Residue Aggregation Helper

GitHub Link to Code.

JIT-compiled residue aggregation function.

This module provides a high-performance implementation of residue aggregation using Numba’s JIT compilation to optimize performance for large datasets.

Dependencies:: numba: Required for JIT compilation. Install with: pip install numba

mdxplain.analysis.structure.helper.residue_aggregation_helper.aggregate_residues_jit(atom_values: ndarray, group_indices: ndarray, group_boundaries: ndarray, aggregator_code: int) → ndarray

JIT-compiled residue aggregation for maximum performance.

This function aggregates per-atom values to per-residue values using optimized Numba compilation. The input data structure is flattened to enable efficient JIT processing.

Parameters

atom_valuesnp.ndarray

Per-atom values to aggregate (e.g., RMSF values).
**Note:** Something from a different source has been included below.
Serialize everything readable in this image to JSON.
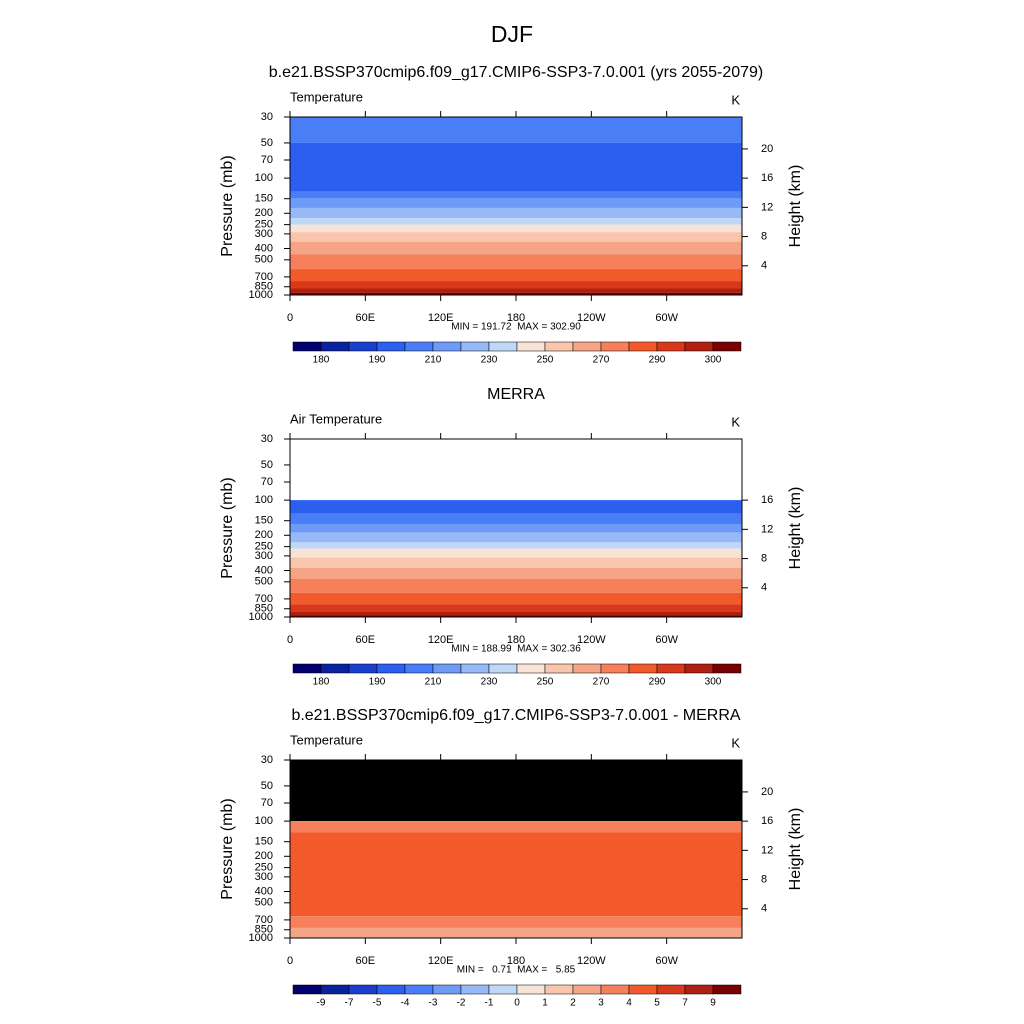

Shape: (n_atoms,)

group_indicesnp.ndarray

Flattened array containing all atom indices grouped by residue. Example: [0,1,2,3,4,5] for groups [[0,1,2], [3,4], [5]]

group_boundariesnp.ndarray

Start positions of each residue group plus end marker. Example: [0,3,5,6] means group 0: indices 0-2, group 1: indices 3-4, group 2: index 5

aggregator_codeint

Aggregation method code:

0: mean (arithmetic mean)
1: median (50th percentile)
2: rms (root mean square)
3: rms_median (root median square)

Returns

np.ndarray: Aggregated values per residue. Shape: (n_residues,)

Examples

>>> atom_values = np.array([0.5, 0.3, 0.7, 0.4, 0.8, 0.2])
>>> group_indices = np.array([0, 1, 2, 3, 4, 5])  # From [[0,1,2], [3,4], [5]]
>>> group_boundaries = np.array([0, 3, 5])
>>> result = aggregate_residues_jit(atom_values, group_indices, group_boundaries, 0)
>>> print(result)  # [0.5, 0.6, 0.2] (means of [0.5,0.3,0.7], [0.4,0.8], [0.2])

Notes

This function is designed for internal use by the residue aggregation system. The flattened data structure enables ~10x performance improvement through Numba JIT compilation compared to Python loops over nested lists.